A recent experience in Taiwan really put this in perspective for me. I was visiting an indigenous Amis village so remote that we had to four-wheel up the side of a mountain to reach it. The tribe only accepts 30 visitors per day. Nor do they allow visitors to stay overnight, explaining that, as soon as they do, their home becomes a 24-hour place for tourism and no longer an active, living village.
At one point, one of the local guides was showing us a snare hidden in the foliage for catching wild chickens. After explaining how it worked, he stopped to say, very clearly, that this particular snare was just an example to show to visitors. Nowadays, everyone in the village raises domestic chickens as it’s much easier than trapping wild ones. For me, this was the ultimate form of cultural depth: the local guide did not have to tell us this truth, but he chose to level with us to show how his community really lives.
Where do you see well-intentioned travellers most often getting it wrong in East Asia and how can the industry do better?
A lot of travellers are using social media to plan their trips. This has the potential to be a great tool, but often it falls short and recommendations are unqualified, unresearched and even misleading.

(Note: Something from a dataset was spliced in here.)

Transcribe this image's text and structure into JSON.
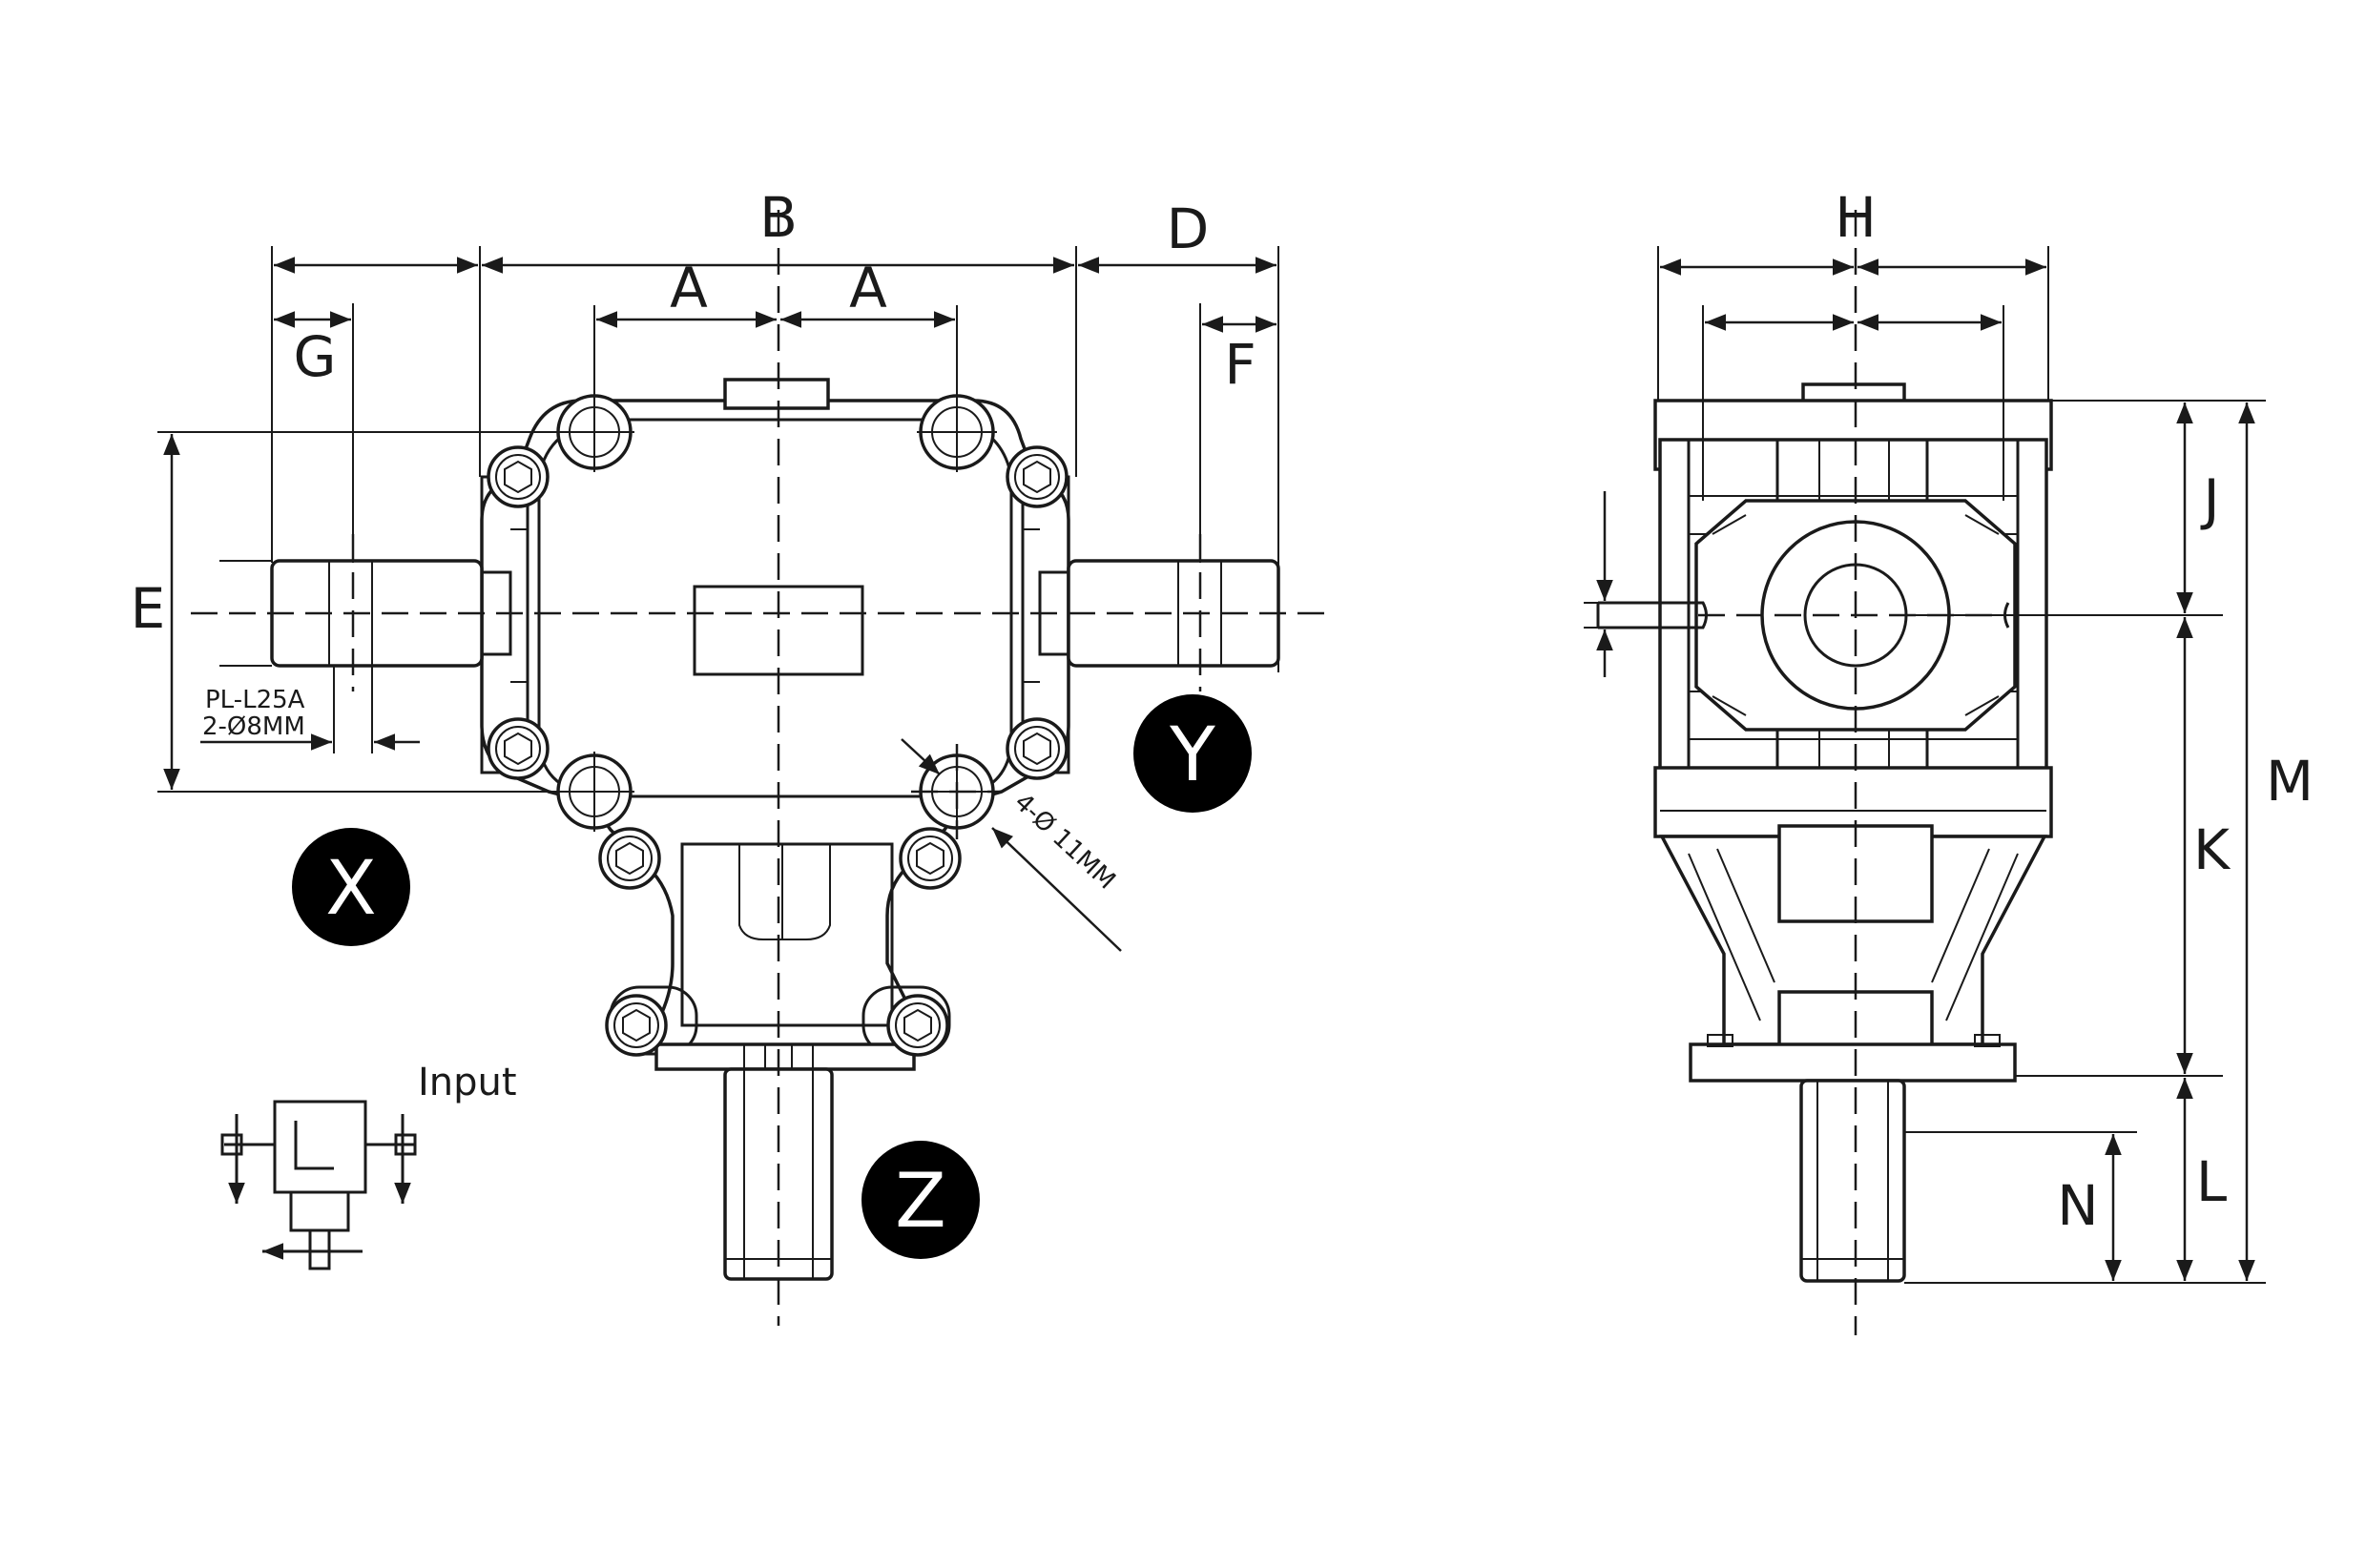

An example of this is Chongqing, a city in China which has blown up on social media in the last year or so. Someone at some point dubbed it the “cyberpunk city” and the name has stuck. The result is a huge increase of interest in Chongqing as a travel destination, with people asking specifically to see all the futuristic technology there. The issue here is that Chongqing isn’t one of China’s tech hubs like Shanghai or Shenzhen. Tech exists there, of course, as it does everywhere in China, but Chongqing is best known for incredibly spicy food, creative architecture adapted to the verticality of the city and being a main port on the Yangtze River. Almost all of this gets overlooked with crowds of people instead lining up to get the same Instagram shot at the most “cyberpunk” inspired spots in the city.
Personal perspective
What keeps you curious after more than a decade working in the region?
I’m a firm believer that with a traveller’s mindset there are always more places to explore, more people to meet and more things to learn. As long as you stay curious, there is always more to experience.
Quick fire
Mountains or coast? Both (which is why you should go to Taiwan).
Sunrise hike or late-night street food? Sunset hike and street breakfast.
One place in Taiwan you never tire of returning to? The breakfast shops.
Coffee before adventure – essential or optional? Coffee before everything, always.
Favourite way to get around: on foot, by bike or by motorbike? On foot.
A sound that instantly reminds you of East Asia? Fleur de lis. IYKYK 😉
Street market or remote trail? Remote trail.
Something you always carry in your backpack? A headlamp.
A moment in nature that stopped you in your tracks? Swimming alongside the highly venomous banded sea krait in Taiwan.